O que significa que, no caso português, as operações a débito na Zona Euro não estão sujeitas a quaisquer encargos para os utilizadores dos cartões, tal como também o não estão no espaço nacional.
Já nas operações a crédito ou “cash-advance” cobra-se a tal comissão de 4,5% quer em Portugal, quer no espaço comunitário.
Assim, nada haverá a censurar ao facto de o Banco… lhe ter cobrado uma comissão pelas operações de levantamento de numerário que efectuou em Espanha utilizando para o efeito um cartão de crédito, pelo que se determinou o arquivamento do processo.
Devo ainda acrescentar, na expectativa de poder facilitar a elucidação de V.ª Ex.ª que, talvez tenha sido o facto de o cartão que utilizou lhe poder permitir efectuar levantamentos a débito, ou seja, sem qualquer encargo, em Portugal – pressupondo que o mesmo permite também a ligação à rede multibanco -, que o tenha induzido em erro quanto à possibilidade de agir de igual modo em Espanha.

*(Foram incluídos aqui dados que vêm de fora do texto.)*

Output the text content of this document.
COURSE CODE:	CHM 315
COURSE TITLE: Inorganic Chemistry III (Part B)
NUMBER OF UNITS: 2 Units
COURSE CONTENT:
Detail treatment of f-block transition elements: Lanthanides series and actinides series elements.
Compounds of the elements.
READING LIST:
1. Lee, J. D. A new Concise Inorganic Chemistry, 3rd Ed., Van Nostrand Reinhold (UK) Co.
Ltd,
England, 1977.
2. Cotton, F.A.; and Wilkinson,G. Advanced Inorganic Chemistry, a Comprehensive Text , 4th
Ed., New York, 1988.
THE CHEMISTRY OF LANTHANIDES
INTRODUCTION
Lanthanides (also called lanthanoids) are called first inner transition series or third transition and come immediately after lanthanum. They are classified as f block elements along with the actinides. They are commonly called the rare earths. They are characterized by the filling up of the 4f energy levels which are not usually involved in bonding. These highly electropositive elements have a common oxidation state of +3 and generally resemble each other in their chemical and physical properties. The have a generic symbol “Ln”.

Contudo, uma vez mais se frisa, tratando-se de um cartão de crédito – muito embora pudesse permitir também efectuar levantamentos a débito na rede multibanco em Portugal -, só permite efectuar levantamentos no estrangeiro a crédito, ou seja, realizar “operações de cash-advance”, sendo certo que tais operações, como acima se disse, supõem a cobrança de uma comissão de 4,5%, sem que tal viole as disposições do Reg. (CE) n.º 2560/2001, pois este tipo de operações em Portugal estão sujeitas exactamente aos mesmos encargos.
Por último, será ainda de assinalar que este processo a que deu origem a sua queixa, à semelhança de vários outros que este Órgão do Estado já teve oportunidade de analisar, coloca a questão do dever de reforço dos deveres de informação das instituições bancárias para com os respectivos clientes, para que estes possam estar perfeitamente conscientes dos encargos a que se vinculam quando aderem a determinados produtos bancários, como será o caso dos cartões de crédito e da sua utilização fora do território nacional.
Neste domínio, a Provedoria de Justiça tem conhecimento de que o Banco de Portugal tem vindo a insistir, por diversas formas, junto das instituições bancárias, alertando para a necessidade de prestação de informação adequada e suficiente aos respectivos clientes, sem prejuízo de deverem também estes, enquanto cidadãos responsáveis, fazer um esforço por compreender o exacto alcance das obrigações a que se vinculam no âmbito das relações de natureza bancária.